If he wanted to forge ahead, he needed steel.
And there was only one place to find it.
Before dawn, he prepared.
Not hurriedly, and not with ceremony. Just quiet necessity. He spread his pack across the floor and checked each item twice. A coil of pine rope, tightly wound. A bone-handled knife he'd honed until it gleamed. A bundle of dried mushroom stalks, known to soothe qi overexertion—bartered from Auntie Mu.
The lynx corpse had been worth more than he expected. The beast's bones had gone to a merchant in the valley below; its pelt sold to a trader who liked rare colors. With the coin, Li Yao had asked Auntie Mu for things most wouldn't think to request: smoked tendon strips from the beast's haunch, talon scrapings preserved in ash, and a small clay vial filled with powdered inner organ—she hadn't said which.
"For drawing out heat," she'd said. "Or putting it back in."
He didn't ask for details.

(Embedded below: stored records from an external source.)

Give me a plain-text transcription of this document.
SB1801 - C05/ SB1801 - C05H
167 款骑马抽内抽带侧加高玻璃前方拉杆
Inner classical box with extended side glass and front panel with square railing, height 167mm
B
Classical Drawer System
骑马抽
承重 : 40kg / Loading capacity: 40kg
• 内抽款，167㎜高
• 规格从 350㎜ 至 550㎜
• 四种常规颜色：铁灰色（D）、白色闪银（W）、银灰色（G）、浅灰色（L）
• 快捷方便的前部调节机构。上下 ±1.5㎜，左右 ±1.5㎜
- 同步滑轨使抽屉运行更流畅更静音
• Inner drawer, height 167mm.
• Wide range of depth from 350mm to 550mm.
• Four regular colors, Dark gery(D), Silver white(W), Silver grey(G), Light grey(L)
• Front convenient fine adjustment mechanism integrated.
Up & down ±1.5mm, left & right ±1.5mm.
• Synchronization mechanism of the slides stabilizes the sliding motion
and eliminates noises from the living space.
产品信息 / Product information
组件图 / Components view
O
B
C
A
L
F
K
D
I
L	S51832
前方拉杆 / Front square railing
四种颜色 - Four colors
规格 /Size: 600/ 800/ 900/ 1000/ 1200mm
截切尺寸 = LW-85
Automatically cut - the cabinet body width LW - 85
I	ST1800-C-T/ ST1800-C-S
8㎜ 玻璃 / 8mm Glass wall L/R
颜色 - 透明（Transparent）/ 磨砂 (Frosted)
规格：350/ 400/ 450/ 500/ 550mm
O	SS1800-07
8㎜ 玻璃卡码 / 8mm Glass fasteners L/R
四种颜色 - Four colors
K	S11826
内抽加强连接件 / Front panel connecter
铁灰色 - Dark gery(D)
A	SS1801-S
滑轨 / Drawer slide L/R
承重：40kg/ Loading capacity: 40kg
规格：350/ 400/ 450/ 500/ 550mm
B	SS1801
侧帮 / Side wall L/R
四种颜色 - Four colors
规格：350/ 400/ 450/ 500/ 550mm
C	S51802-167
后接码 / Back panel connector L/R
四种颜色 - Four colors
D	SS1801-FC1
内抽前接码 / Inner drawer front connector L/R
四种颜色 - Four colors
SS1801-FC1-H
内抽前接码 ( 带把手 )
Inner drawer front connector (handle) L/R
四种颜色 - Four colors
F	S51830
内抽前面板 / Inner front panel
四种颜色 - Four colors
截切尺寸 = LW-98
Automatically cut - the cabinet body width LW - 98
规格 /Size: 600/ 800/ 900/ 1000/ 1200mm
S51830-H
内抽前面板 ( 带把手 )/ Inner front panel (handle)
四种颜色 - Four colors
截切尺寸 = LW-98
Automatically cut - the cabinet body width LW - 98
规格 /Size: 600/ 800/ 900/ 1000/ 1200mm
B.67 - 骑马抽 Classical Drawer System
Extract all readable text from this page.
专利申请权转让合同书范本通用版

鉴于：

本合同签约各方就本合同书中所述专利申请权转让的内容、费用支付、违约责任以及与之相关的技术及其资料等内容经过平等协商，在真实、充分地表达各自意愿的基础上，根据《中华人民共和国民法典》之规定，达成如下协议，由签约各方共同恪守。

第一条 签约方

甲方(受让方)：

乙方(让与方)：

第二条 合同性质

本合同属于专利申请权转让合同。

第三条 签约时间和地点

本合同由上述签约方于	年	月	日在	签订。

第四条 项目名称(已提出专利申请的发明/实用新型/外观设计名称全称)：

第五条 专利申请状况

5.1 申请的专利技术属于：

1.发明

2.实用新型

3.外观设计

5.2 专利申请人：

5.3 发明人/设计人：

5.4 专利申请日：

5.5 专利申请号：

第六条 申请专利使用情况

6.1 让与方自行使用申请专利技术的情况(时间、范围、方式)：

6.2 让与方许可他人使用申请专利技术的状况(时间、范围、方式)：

Auntie Mu's knowledge was strange and old, and she never gave anything away freely.
Still, she'd pressed a sprig of dried jasmine into his hand before he left her shop. "Burn it only if you're bleeding inside and can't stop it," she said. "Not outside. Inside."
He tucked it carefully into a linen pouch.
He brought no sword. There was none to bring. And no talismans—he had no spiritual roots, not truly. What he carried instead were calloused hands, a well-trained body, and something far harder to name.
Conviction, perhaps.
The kind of stubbornness that doesn't yield to logic or fear. The kind of hunger that asks no permission.
He tied the last cord of his pack and stepped outside.
The sky was still dark, streaked with the faintest inkling of grey. No birds called. No wind moved. The silence was full of waiting.
The path to the shrine lay southward, past the riverstones, past the boundary where most villagers turned back. He had never gone that far. Few had. But Uncle Wei's voice echoed in his memory: "If you make it through the woods, speak gently. Don't ask for what you think you want. Ask for what you need."
He would remember.
And he would go.
The pine boughs swayed once above him, then stilled.
And Li Yao began to walk—not with a hero's stride, but with the steady, patient pace of stone that had decided it must now become fire.